Prototype
Whimsy (and Clothes) for Sale
By AMY WALLACE
Published in the New York Times, October 30, 2010
TO understand the thinking behind Chris Lindland’s company, Betabrand, you need to keep three seemingly disparate ideas in your head at the same time: 1) It’s a challenge for Web-only businesses to sell clothing. 2) Most people want to be witty. 3) Some shoppers go crazy for limited-edition goods. (Think Beanie Babies.)
According to Mr. Lindland, his interpretation of these truisms is crucial to his company’s success. And because he’s a lot of fun, it’s worth hearing him out. After all, he’s the guy who invented Cordarounds, which are horizontal corduroy pants (and horizontal seersucker, for summer). They cost $90 a pair.

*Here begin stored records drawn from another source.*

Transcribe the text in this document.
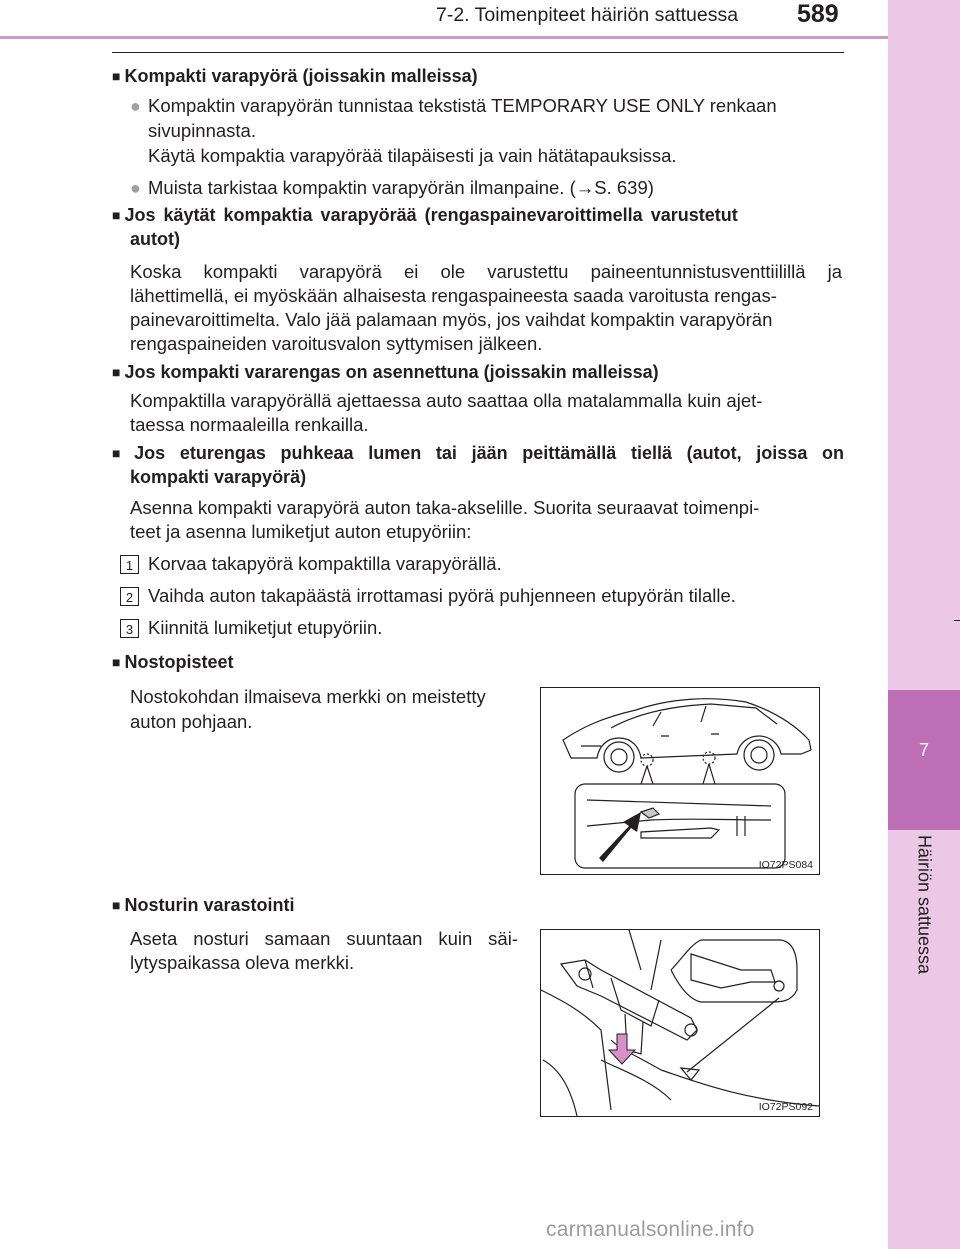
7-2. Toimenpiteet häiriön sattuessa 589
7
Häiriön sattuessa
■ Kompakti varapyörä (joissakin malleissa)
● Kompaktin varapyörän tunnistaa tekstistä TEMPORARY USE ONLY renkaan
sivupinnasta.
Käytä kompaktia varapyörää tilapäisesti ja vain hätätapauksissa.
● Muista tarkistaa kompaktin varapyörän ilmanpaine. (→S. 639)
■ Jos käytät kompaktia varapyörää (rengaspainevaroittimella varustetut
autot)
Koska kompakti varapyörä ei ole varustettu paineentunnistusventtiilillä ja
lähettimellä, ei myöskään alhaisesta rengaspaineesta saada varoitusta rengas-
painevaroittimelta. Valo jää palamaan myös, jos vaihdat kompaktin varapyörän
rengaspaineiden varoitusvalon syttymisen jälkeen.
■ Jos kompakti vararengas on asennettuna (joissakin malleissa)
Kompaktilla varapyörällä ajettaessa auto saattaa olla matalammalla kuin ajet-
taessa normaaleilla renkailla.
■ Jos eturengas puhkeaa lumen tai jään peittämällä tiellä (autot, joissa on
kompakti varapyörä)
Asenna kompakti varapyörä auton taka-akselille. Suorita seuraavat toimenpi-
teet ja asenna lumiketjut auton etupyöriin:
1 Korvaa takapyörä kompaktilla varapyörällä.
2 Vaihda auton takapäästä irrottamasi pyörä puhjenneen etupyörän tilalle.
3 Kiinnitä lumiketjut etupyöriin.
■ Nostopisteet
Nostokohdan ilmaiseva merkki on meistetty
auton pohjaan.
IO72PS084
■ Nosturin varastointi
Aseta nosturi samaan suuntaan kuin säi-
lytyspaikassa oleva merkki.
IO72PS092
carmanualsonline.info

Mr. Lindland, 38, is also the man who, along with his business partner Enrique Landa, created a reversible corduroy-brocade smoking jacket — business wear by day, Hugh Hefner by night — that goes for $195, and a $100 pair of trousers, called Disco Pants, that are made of fabric that disperses light. Once, while in Ireland for a wedding, Mr. Lindland found himself sussing out the possibility of making sweaters from the wool of actual black sheep. The $120 Black Sheep Sweater, which comes by its color naturally, sans dye, was born.